Until I posted my previous entry in this thread, I always thought the word was "rigamarole" and pronounced it accordingly. Now I know how to spell it correctly, and I presume I was wrong in sounding the first "a". I'm not sure I approve.
Can you elaborate or link to your previous entry? Both spellings and pronunciations are acceptable, but I have no idea which one you claim is 'wrong'.
Well, I just looked it up in my OED, and it does indeed show the spelling as "rigmarole" but in the pronunciation guide it seems to suggest a subtle "eh" sound, as indicated by an upside down "e" in parentheses.
Looks like in British (and probably Australian and Canadian English therein) there's nothing but there is an option, probably dialectically variant, for a schwa, that's that sound. It's the sound at the end of "comma" and the sound after the L in "elephant".
Webster says that rigamarole is an acceptable variant. It's actually the only one I've ever known, but I've used improper spellings before or confused words (I used to say flaunt the rules and not flout, but don't repeat that). Apparently rigmarole is derived from 'ragman roll' a type of catalogue.
I won't tell if you don't tell anybody that I used to confuse flounder and founder all the time (not that I've actually used those words in conversation, like ever).
Throw the fish flounder into the mix and everything gets fuggled. It's like, are you a fish (flounder), creating something (founder), or struggling to gain grown (flounder)?

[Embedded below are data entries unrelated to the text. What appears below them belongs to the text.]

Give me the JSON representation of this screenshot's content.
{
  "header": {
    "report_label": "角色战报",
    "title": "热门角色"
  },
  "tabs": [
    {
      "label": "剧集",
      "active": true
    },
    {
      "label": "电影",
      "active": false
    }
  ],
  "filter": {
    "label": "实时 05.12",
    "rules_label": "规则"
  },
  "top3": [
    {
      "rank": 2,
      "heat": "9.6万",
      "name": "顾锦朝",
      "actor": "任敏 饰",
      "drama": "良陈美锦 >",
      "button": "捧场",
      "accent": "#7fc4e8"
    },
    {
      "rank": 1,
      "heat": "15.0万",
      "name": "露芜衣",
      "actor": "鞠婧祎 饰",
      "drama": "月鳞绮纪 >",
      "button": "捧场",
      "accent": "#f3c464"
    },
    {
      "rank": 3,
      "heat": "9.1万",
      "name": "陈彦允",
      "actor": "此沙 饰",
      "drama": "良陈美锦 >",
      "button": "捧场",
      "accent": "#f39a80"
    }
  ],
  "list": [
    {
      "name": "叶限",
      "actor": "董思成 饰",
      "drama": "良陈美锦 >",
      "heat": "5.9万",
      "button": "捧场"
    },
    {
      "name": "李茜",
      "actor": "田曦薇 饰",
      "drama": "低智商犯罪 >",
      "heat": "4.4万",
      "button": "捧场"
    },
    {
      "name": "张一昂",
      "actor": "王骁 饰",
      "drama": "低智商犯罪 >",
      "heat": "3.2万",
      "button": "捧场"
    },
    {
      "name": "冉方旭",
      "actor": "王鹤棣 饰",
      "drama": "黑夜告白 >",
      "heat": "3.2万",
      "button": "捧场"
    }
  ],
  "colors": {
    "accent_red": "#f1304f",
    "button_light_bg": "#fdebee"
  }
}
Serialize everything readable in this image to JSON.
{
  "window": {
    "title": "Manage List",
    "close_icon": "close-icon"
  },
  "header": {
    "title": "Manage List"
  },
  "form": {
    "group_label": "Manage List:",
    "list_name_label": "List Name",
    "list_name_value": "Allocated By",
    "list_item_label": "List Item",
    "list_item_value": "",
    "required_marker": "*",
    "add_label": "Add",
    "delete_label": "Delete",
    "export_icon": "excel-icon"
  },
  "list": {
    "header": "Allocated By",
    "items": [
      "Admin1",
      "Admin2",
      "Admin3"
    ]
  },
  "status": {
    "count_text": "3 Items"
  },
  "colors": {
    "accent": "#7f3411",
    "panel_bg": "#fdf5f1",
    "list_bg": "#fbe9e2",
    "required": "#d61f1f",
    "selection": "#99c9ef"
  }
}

Shit or get off the pot, bruh.
In that context I was metaphorically a ship, foundering in the water (which I imagine to mean tipping to one side and losing ability to navigate, probably starting to sink). But I said floundering, which I suppose means swimming around like a fish?
The waiter had lost the flounder, which went wriggling and sliding under tables and across the kitchen floor. But luckily the restaurant's founder reached down behind a cabinet and said "Found'er!"

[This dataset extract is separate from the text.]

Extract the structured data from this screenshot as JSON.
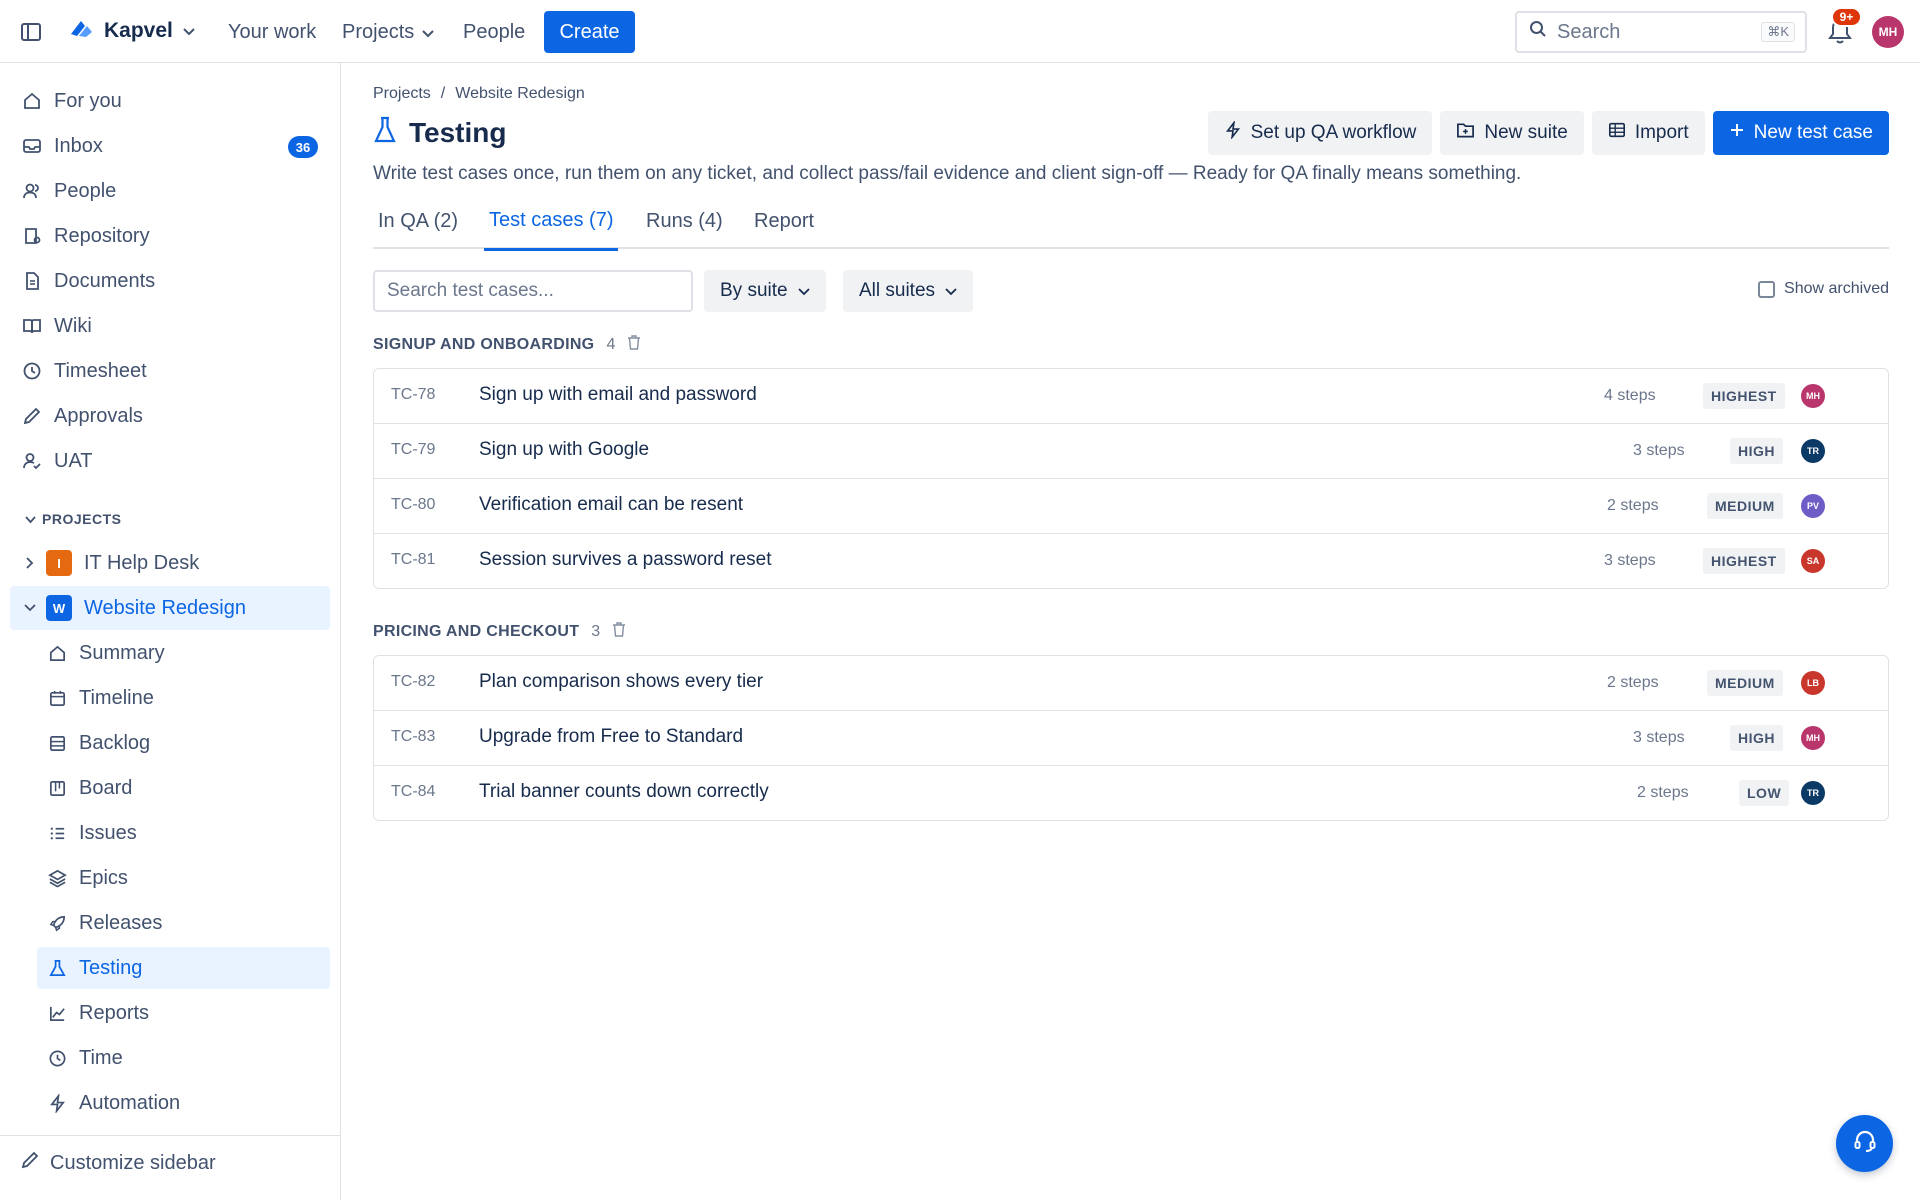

And rigamarole (however you spell it) sounds to me like something I could order in @Homer Potvin 's 'straunt.
I just reminded myself of Cab Calloway's timeless jive dictionary. Thought I'd drop it here for all the squares and ickies out there who don't collar the jive.

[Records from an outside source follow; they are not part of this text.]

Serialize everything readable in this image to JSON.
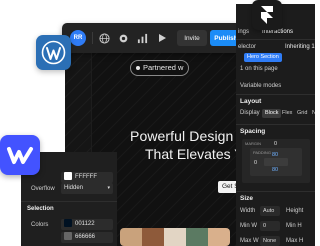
{
  "toolbar": {
    "avatar_initials": "RR",
    "invite_label": "Invite",
    "publish_label": "Publish",
    "icons": [
      "globe-icon",
      "gear-icon",
      "bar-chart-icon",
      "play-icon"
    ]
  },
  "canvas": {
    "badge_text": "Partnered w",
    "hero_line1": "Powerful Design",
    "hero_line2": "That Elevates Y",
    "cta_label": "Get St"
  },
  "style_panel": {
    "tabs": [
      "ings",
      "Interactions"
    ],
    "selector_label": "elector",
    "inheriting_label": "Inheriting 1",
    "class_chip": "Hero Section",
    "on_page_text": "1 on this page",
    "variable_modes_label": "Variable modes",
    "layout_title": "Layout",
    "display_label": "Display",
    "display_options": [
      "Block",
      "Flex",
      "Grid",
      "N"
    ],
    "spacing_title": "Spacing",
    "margin_label": "MARGIN",
    "padding_label": "PADDING",
    "spacing_values": [
      "0",
      "80",
      "0",
      "80"
    ],
    "size_title": "Size",
    "width_label": "Width",
    "width_value": "Auto",
    "height_label": "Height",
    "min_w_label": "Min W",
    "min_w_value": "0",
    "min_h_label": "Min H",
    "max_w_label": "Max W",
    "max_w_value": "None",
    "max_h_label": "Max H"
  },
  "settings_panel": {
    "color_hex": "FFFFFF",
    "overflow_label": "Overflow",
    "overflow_value": "Hidden",
    "selection_title": "Selection",
    "colors_label": "Colors",
    "swatches": [
      "001122",
      "666666"
    ]
  },
  "colors": {
    "publish_blue": "#1b8cf7",
    "class_chip_blue": "#2f7cf6",
    "webflow_blue": "#4353ff",
    "wordpress_blue": "#2b6fb5"
  }
}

It's my own invention, because I used to write restaurant a lot in my journal (when I worked at one) and it took too damn long to type!! I know the u is in the wrong place, but I like it, so it stays.
Also, I just remembered, it originated decades ago (naming things in this way) back when people were calling pizza 'za'. We started using the most descriptive syllable of a word as a stand-in for the word itself, and sometimes you need to add just a bit or change it slightly to make it clear. Hence things like monade for lemonade, or maybe just nade. Hah! Just reminded me, I love those commercials where the 2 pseudo-valley girls are talking. Was this nationwide, or just in my region? Let me see if I can find it... Here: And the immortal followup: Lol new title for this thread: What na wa did ya la tada? ... To which, of course, the only acceptable response is "I don't kna, what na wa did YA latada?"
^^ Incidentally, when I said on another recent thread that I frequently crack myself up and make myself laugh like a lunatic, it's usually playing around with words and sentence structure like this. I think I first latched onto a lot of it from Monty Python's Flying Circus when I was young.
I was appalled when I found out that 'za' is in the official Scrabble dictionary. I don't care if there aren't many good short z words--it's not a real word, damn it. The only people who actually talk like that are ninja turtles.